人間に残るのは、商談の現在地を見立てること
壁打ちのような段階では、対話のなかで、これから登る山はどういうもので、どんな登り方をするとゴールにたどり着けそうか、というすり合わせを、近い解像度で行うことが大切だと今は思っています。
この解像度は、肌感覚でつかむ部分があります。
たとえば、まだ相手の状況を聞く段階なのに、事例紹介で時間を埋めてしまう。判断条件が揃っていないのに、提案書を作りに行ってしまう。相手が社内で誰を巻き込むべきかすら見えていないのに、クロージングに入ってしまう。相手がまだ考えている沈黙を、こちらの説明で埋めてしまう。
焦りがあれば、こうした「ずれ」は起きがちです。
目の前の会話がスムーズに進んでいるように感じていても、実は局面を飛ばしている。結果として、相手に無理な決断を迫る形になってしまう。
こうした見立ては、AIが選択肢を出せるようになるほど、むしろ重要になると感じています。選択肢はAIが出してくれる。でも、いまこの商談で何を置くべきか、何を急がないべきかは、相手の表情、沈黙の長さ、組織の動き方に触れている人間にしか見えません。
本来あるべき姿は、意思決定を迫ることではなく、意思決定しやすくすること。相手が判断できる材料は揃っているか。関係者の合意は取れそうか。予算感、時期、検討プロセスに無理はないか。こうした確認を一つずつ積み重ねることで、提案は自然に前に進んでいくと思っています。
壁打ちは、仮設計に変わる
これからのコンサルティング営業は、「相談に乗る」から「仮設計する」へ変わっていくのではないかと考えています。
仮設計とは、提案書を仮につくることではありません。相手の現実に照らして、「この順番なら動けるかもしれない」という道筋を一度置いてみることです。そして、その道筋に無理がないかを、相手と一緒に確かめること。
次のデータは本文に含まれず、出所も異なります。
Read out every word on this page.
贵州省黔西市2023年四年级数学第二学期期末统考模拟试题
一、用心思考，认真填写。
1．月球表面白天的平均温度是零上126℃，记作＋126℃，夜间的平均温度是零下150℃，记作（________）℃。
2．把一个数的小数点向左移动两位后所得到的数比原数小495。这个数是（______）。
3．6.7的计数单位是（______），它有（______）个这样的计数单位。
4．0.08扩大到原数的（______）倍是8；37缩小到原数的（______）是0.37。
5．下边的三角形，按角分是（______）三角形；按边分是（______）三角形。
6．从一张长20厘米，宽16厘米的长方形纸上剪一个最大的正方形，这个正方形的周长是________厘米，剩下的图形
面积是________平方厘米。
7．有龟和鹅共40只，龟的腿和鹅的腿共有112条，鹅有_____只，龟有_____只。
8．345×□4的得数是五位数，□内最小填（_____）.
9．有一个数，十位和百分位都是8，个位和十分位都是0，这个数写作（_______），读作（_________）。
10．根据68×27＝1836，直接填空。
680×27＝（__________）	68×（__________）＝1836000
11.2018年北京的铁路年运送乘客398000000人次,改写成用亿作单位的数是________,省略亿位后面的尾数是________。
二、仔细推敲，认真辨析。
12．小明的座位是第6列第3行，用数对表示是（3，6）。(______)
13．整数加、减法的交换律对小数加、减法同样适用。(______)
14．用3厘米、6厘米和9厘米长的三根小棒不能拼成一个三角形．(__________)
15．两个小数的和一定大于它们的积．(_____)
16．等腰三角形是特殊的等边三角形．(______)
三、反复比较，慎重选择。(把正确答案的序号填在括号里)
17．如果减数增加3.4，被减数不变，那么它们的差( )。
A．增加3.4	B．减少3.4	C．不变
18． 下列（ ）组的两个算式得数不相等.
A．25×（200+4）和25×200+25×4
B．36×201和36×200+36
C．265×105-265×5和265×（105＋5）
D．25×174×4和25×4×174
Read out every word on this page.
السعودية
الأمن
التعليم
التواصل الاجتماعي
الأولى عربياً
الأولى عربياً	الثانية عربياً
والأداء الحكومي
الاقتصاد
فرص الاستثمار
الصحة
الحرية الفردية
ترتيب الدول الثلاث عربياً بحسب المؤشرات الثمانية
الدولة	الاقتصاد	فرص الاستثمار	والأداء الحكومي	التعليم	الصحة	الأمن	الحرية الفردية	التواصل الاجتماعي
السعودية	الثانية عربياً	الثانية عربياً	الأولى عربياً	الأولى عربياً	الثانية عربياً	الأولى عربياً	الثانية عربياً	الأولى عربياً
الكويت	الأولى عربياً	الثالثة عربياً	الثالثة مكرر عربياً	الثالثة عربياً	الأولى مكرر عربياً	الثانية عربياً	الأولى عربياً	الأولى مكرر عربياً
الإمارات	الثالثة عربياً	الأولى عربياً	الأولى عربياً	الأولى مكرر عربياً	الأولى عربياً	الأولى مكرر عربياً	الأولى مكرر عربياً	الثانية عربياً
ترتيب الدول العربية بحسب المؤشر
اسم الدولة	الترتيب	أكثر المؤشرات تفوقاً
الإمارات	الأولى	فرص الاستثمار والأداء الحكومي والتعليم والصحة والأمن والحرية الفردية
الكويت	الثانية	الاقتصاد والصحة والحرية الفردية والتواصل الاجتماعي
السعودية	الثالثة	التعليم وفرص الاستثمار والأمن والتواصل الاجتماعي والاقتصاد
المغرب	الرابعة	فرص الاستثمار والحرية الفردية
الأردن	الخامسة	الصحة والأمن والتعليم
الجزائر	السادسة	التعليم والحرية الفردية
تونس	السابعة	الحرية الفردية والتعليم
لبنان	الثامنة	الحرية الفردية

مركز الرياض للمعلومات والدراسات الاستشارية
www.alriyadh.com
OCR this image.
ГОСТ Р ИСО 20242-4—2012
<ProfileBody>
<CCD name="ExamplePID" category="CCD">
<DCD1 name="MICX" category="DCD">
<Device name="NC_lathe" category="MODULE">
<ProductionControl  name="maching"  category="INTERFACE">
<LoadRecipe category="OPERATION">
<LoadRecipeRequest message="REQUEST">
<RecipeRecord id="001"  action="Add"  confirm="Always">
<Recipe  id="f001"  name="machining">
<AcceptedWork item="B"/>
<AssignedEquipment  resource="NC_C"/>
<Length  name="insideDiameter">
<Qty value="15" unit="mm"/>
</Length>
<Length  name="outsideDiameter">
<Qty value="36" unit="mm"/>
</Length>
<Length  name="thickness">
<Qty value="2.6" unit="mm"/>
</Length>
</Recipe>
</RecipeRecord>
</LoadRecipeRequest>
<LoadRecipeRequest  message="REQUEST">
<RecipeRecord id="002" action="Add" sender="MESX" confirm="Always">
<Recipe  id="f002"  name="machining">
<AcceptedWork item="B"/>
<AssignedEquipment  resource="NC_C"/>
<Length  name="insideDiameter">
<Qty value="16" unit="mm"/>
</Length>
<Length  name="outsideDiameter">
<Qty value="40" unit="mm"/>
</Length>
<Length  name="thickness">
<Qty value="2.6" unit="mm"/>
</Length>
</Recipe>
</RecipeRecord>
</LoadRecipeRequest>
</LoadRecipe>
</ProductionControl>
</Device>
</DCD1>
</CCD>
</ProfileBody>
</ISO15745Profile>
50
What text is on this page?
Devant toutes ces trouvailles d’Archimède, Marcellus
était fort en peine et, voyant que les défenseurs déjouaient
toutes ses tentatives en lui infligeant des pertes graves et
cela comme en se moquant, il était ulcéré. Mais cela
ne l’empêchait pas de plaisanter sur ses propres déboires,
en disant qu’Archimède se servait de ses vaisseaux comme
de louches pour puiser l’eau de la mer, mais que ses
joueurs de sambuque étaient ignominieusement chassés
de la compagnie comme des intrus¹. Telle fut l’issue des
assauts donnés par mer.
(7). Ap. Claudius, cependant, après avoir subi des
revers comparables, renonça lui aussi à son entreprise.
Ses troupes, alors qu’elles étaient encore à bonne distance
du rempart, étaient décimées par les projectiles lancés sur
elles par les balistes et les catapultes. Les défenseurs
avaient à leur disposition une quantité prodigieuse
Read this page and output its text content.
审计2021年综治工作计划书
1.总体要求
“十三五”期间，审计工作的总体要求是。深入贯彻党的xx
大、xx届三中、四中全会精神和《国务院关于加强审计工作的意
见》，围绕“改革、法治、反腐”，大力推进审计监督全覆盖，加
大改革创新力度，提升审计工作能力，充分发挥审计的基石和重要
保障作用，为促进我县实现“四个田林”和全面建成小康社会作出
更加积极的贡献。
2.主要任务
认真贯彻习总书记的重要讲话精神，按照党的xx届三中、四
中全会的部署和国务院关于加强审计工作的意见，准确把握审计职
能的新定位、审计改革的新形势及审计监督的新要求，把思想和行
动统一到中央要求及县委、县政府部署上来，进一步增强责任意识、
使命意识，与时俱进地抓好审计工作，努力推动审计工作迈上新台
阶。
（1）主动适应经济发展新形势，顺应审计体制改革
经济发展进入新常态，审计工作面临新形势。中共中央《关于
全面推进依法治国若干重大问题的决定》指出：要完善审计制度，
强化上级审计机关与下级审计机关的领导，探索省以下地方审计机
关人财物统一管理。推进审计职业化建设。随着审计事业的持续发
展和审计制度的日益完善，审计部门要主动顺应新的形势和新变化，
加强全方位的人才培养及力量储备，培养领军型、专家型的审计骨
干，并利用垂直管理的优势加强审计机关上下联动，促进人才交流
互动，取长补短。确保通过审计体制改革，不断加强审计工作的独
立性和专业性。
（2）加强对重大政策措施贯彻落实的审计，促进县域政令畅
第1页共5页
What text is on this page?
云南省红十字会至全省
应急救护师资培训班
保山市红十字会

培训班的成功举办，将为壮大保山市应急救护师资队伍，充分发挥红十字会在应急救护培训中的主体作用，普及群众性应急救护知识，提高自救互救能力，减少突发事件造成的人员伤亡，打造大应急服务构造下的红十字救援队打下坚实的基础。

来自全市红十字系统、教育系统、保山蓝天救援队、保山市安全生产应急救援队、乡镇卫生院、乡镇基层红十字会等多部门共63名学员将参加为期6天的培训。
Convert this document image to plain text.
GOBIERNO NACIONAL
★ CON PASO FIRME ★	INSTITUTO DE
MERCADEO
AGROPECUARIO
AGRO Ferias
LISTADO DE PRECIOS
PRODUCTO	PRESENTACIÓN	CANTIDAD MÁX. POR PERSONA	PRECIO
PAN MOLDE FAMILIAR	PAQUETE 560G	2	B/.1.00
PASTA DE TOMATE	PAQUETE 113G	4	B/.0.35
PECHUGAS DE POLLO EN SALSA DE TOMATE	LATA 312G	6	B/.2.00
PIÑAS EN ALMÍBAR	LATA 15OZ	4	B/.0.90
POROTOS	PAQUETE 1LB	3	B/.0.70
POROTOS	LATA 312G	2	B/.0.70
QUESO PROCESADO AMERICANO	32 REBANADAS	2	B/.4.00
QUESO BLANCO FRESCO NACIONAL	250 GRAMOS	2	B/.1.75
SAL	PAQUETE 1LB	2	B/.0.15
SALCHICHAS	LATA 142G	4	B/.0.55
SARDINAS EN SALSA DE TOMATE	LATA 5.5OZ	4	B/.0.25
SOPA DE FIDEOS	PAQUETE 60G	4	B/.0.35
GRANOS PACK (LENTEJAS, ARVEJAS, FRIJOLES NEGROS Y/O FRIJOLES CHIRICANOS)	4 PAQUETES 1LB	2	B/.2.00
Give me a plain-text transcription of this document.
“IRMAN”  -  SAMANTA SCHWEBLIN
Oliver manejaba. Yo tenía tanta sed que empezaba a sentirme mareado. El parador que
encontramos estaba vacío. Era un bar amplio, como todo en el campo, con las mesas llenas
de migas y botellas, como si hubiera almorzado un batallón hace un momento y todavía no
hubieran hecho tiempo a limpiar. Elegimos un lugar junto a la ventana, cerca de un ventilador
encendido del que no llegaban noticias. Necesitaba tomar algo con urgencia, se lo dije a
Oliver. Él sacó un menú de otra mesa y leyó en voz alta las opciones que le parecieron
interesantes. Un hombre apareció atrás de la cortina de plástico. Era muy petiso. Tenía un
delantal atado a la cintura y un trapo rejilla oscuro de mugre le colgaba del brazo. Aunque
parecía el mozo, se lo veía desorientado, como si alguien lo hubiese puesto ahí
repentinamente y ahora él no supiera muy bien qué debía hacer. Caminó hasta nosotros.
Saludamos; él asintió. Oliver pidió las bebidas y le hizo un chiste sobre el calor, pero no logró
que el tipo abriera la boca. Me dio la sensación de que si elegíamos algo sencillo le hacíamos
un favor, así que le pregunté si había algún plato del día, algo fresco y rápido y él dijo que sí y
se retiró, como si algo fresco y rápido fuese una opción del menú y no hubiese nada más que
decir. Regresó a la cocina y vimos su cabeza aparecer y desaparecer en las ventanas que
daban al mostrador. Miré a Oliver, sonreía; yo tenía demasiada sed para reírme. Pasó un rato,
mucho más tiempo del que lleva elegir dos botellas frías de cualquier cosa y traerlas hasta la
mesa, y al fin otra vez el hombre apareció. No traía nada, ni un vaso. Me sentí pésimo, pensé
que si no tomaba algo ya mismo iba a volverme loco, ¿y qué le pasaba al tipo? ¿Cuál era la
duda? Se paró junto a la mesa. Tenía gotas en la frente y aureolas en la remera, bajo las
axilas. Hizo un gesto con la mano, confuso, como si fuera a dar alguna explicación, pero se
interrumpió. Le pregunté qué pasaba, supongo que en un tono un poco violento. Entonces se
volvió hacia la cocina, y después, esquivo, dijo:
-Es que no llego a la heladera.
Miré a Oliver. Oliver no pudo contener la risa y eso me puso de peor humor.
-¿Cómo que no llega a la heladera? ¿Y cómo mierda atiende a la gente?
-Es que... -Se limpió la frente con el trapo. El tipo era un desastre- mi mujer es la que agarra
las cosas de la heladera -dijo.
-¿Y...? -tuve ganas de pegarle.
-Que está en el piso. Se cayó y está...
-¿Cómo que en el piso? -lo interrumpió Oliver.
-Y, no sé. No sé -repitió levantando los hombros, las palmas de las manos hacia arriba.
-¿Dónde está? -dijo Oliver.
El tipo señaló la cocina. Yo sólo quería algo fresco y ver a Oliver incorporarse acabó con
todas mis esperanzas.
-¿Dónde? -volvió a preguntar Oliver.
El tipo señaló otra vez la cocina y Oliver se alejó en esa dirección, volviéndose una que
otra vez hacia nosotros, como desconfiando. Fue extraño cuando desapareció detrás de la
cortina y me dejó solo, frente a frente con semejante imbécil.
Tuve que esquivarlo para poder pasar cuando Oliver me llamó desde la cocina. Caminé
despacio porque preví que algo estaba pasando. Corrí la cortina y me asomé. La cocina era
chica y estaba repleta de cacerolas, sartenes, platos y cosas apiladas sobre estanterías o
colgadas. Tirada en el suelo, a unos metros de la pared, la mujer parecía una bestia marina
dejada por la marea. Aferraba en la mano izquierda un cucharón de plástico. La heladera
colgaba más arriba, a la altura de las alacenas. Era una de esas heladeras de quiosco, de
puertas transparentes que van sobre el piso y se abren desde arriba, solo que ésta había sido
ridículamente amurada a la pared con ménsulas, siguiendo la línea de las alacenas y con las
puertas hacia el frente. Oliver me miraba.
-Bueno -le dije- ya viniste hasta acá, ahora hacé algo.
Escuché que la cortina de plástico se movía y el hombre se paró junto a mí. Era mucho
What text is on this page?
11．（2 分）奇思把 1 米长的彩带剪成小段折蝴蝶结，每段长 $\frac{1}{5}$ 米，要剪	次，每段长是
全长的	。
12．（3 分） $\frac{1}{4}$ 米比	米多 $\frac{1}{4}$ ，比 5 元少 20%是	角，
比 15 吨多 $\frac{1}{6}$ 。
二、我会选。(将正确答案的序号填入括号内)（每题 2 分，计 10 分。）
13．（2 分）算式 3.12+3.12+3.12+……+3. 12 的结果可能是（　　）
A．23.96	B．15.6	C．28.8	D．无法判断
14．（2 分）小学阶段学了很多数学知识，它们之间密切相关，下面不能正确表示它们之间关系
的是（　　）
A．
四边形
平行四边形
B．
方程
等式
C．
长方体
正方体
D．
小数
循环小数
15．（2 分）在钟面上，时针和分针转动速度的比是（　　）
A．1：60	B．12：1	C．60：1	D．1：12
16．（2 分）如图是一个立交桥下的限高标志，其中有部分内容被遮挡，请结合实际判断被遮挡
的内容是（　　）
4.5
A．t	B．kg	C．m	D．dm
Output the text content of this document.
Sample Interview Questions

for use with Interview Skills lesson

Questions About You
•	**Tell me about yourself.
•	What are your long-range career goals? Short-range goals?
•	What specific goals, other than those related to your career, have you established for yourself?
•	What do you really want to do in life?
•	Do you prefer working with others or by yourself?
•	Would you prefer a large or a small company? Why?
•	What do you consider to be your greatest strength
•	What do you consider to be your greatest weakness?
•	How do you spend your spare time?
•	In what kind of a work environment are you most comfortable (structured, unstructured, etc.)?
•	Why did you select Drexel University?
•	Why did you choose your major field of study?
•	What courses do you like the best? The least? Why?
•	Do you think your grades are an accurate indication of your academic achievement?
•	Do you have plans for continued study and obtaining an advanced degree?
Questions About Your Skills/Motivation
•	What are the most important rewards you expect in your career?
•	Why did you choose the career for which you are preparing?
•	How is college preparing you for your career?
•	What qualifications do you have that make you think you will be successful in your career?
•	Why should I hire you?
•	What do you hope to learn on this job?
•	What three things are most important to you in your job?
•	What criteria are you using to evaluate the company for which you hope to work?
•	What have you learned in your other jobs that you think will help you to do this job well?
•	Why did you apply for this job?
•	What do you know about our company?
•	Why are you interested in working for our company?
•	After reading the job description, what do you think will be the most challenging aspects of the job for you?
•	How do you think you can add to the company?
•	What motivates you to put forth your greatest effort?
たとえば「AI活用を進めたい」という相談があったとします。業務単位でテーマを棚卸しする道。特定部門で小さく実装して回す道。社内ナレッジをAIが扱える形に整える道。経営判断や会議体のあり方から見直す道。個人のAI活用習慣を底上げする道。
こうした選択肢の列挙はAIで出せます。
しかし、その会社がどの道なら動けるのか。どの道は重すぎるのか。どこから始めると現場が疲弊しないのか。いまの組織の体力と意思決定の速度に照らして、最初の一歩をどこに置くのか。
これは、相手の現実に触れていなければ見立てられません。そして、この見立てがあるからこそ、提案は相手にとって検討に値するものになります。
今回の提案で進まなかったとしても、相手の状況を理解し、無理のない道筋を一緒に考えた経験は、関係として残ります。長期の信頼は、強いクロージングではなく、こうした丁寧な見立ての積み重ねから生まれるのだと思います。
人間の想像力を信じることと、仕事を守ることは違う
AIがこれだけのことをできるようになったとき、人間の仕事をすべて守ろうとする必要はないと思っています。
論点整理、選択肢の列挙、一般論の説明。これまで壁打ちの中で行われてきたことの一部は、AIに寄っていきます。そのことを否定する必要はありません。
ただ、人間の想像力を信じることと、これまでの仕事の形をそのまま守ることは、同じではありません。
壁打ちという言葉は曖昧でしたが、その中に溶けていた価値は確かにありました。AIによってその輪郭がはっきりしてきた今、最序盤にやるべきことは、相手の現実に触れ、まだ言葉になっていないテーマを見立て、動ける道筋をつくること。相手の意思決定コストを下げ、無理なく前に進む支えをつくることだと今は思っています。